Despite Milwaukee’s proximity to Chicago and its noticeable contingents of Bears, Browns, and Bills fans that gather to watch games at local bars, the city is undeniably part of Packers Country. The Green Bay-based team is currently the only NFL team based in Wisconsin and you also might recall the Packers actually used to play between two and four “home” games in Milwaukee every season between 1933 and 1994. While Milwaukee’s present day connection to the Packers is without question, there was a five-year span when the city had a different rooting interest in the National Football League.
Way back in 1922, just one season after the previously-independent Packers joined the NFL, a professional football franchise was founded in Milwaukee. The team was started by Joe Plunkett and Ambrose McGuirk, two Chicago sports promoters who wanted to replicate the success of organizations like the Chicago Cardinals, Chicago Bears, and the Green Bay Packers in another Midwestern hub. The Milwaukee Badgers were born.

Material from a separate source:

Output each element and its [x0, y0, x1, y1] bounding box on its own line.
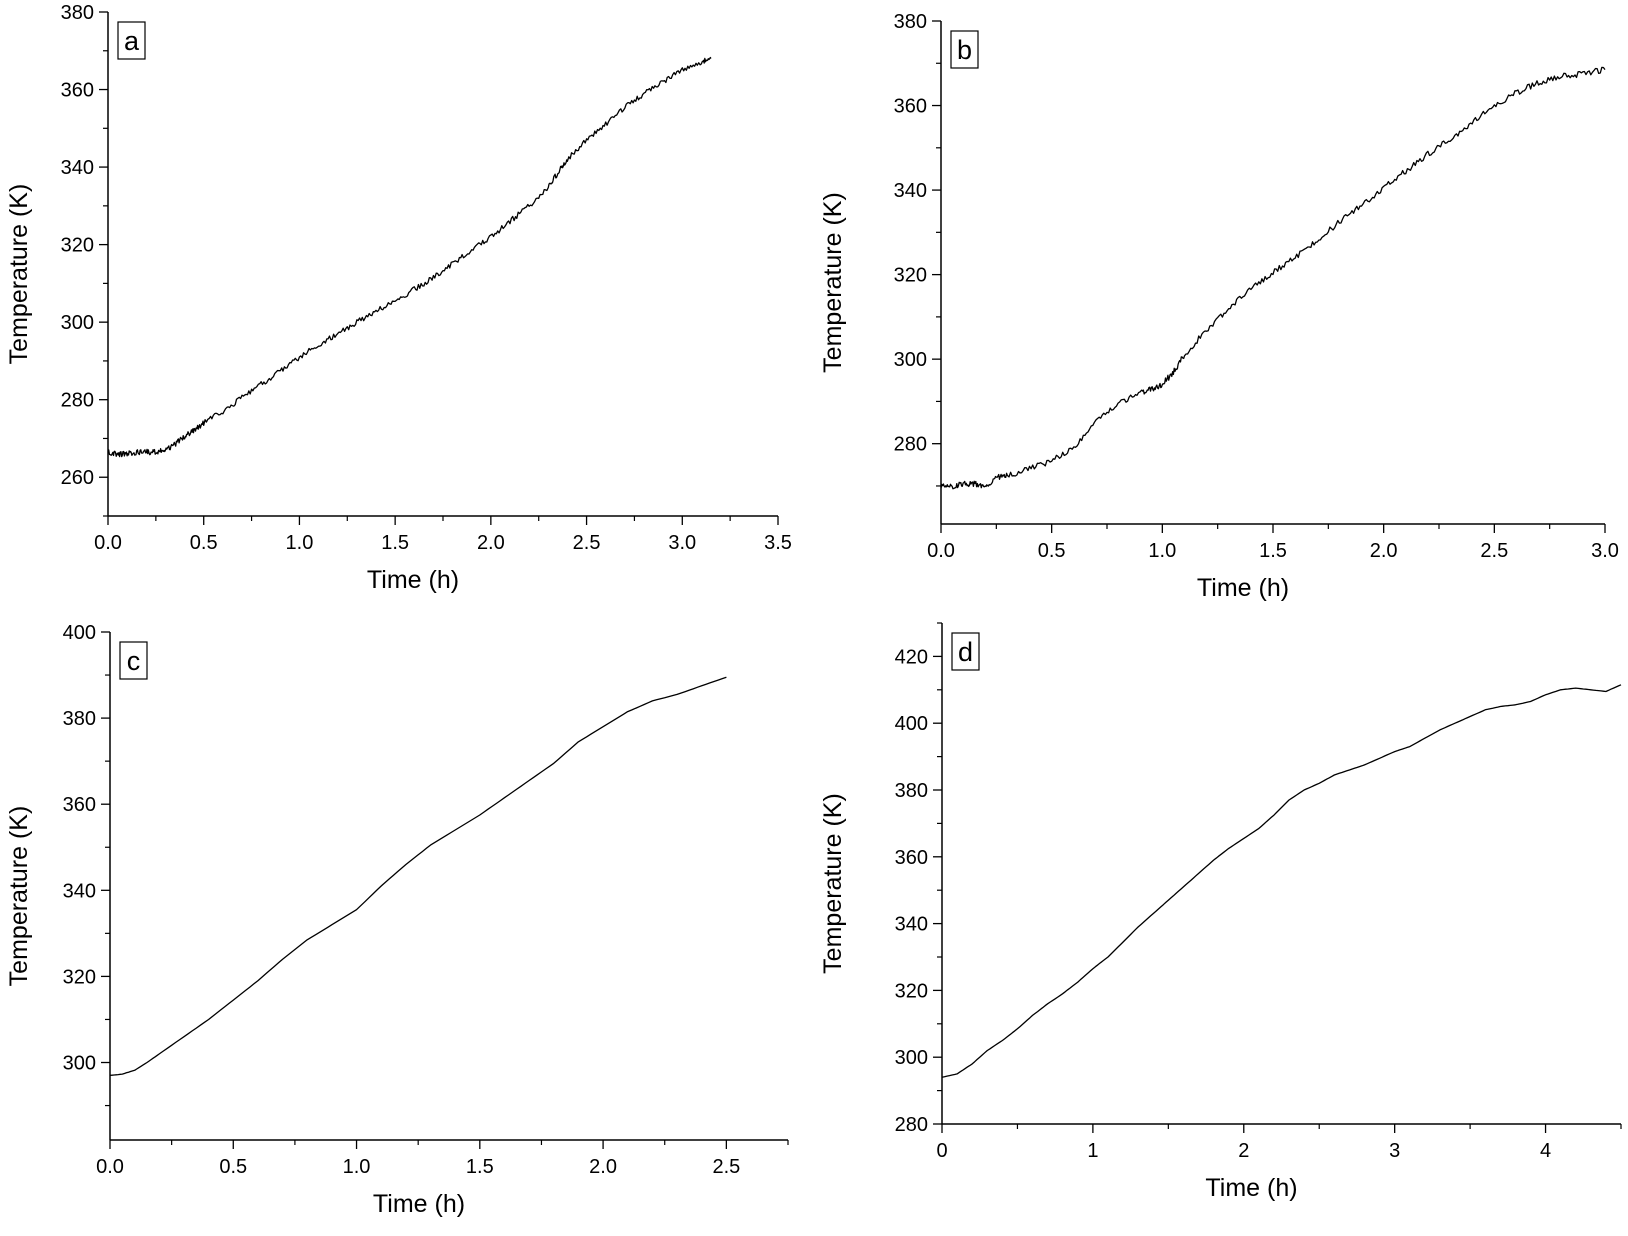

Among the team’s first major moves was acquiring Fritz Pollard, a future Hall Of Famer who (along with Bobby Marshall) became the first Black player in the NFL when he took the field in 1920. Serving as the player-coach of the Akron Pros in 1920 and 1921, Pollard also broke barriers by being the first Black man in professional sports history to coach white players. With the on-field leadership of Pollard and future Hall Of Fame coach Jimmy Conzelman at the helm, the Badgers won their first home game at Athletic Park—later renamed Borchert Field—in a 20-0 drubbing of the Racine Legion on October 15, 1922. (Yep, Racine also had its own NFL team.) Milwaukee would finish with a 2-4-3 record in its first season.
With the exception of the 1923 squad, which went 7-2-3 and finished third, the Milwaukee Badgers struggled for pretty much the entirety of the franchise’s existence. In fives seasons of play, Milwaukee went 16-27-6. The 1925 team actually went winless in six games, eventually cutting their season short when they were unable to field a team. That same season, the mass exodus of players forced the unsuccessful team to resort to some unethical tactics.
During a December 10, 1925 game against the Chicago Cardinals, the Badgers were part of one of the young league’s biggest scandals when they broke league rules by fielding a lineup that included four area high school players, who were playing under fake names. Milwaukee didn’t just lose the game 59-0, they almost killed the NFL and, in the process, also accelerated their own demise. When the league commissioner learned of the underhanded practice in the Cardinals-Badgers game, Milwaukee as fined a then-staggering total of $500, McGuirk was ordered to sell the team, and he was also banned from the NFL for life.
Though the Badgers made a go of it in 1926, the stiff financial penalty, the controversy that shrouded the team, a terrible 2-7 record, and players leaving en masse to join the Pittsburgh Pirates football team caused Milwaukee’s short-lived professional football team to officially disband nine games into the season. There was an attempt to bring the Badgers back to the NFL in 1930, but it never took hold. As noted above, Green Bay started to play a portion of its season in Milwaukee in 1933, thus cementing the city’s allegiance to the Packers that remains to this day.
In addition to employing Pollard and Conzelman during the five-season run, the Badgers also helped break racial barriers by signing two other Black players, Duke Slater and Paul Robeson. Slater was just elected to the Pro Football Hall Of Fame last year, while Robeson went on to become a world-renown musician, actor, and an iconic figure in the Civil Rights Movement when he NFL career was through. And long before he was a Packers great, Johnny “Blood” McNally actually started his Hall Of Fame career as a member of the 1925 Badgers.
While it was brief, largely bad, and shockingly dramatic, the Milwaukee Badgers NFL tenure should not be forgotten. Go Badgers.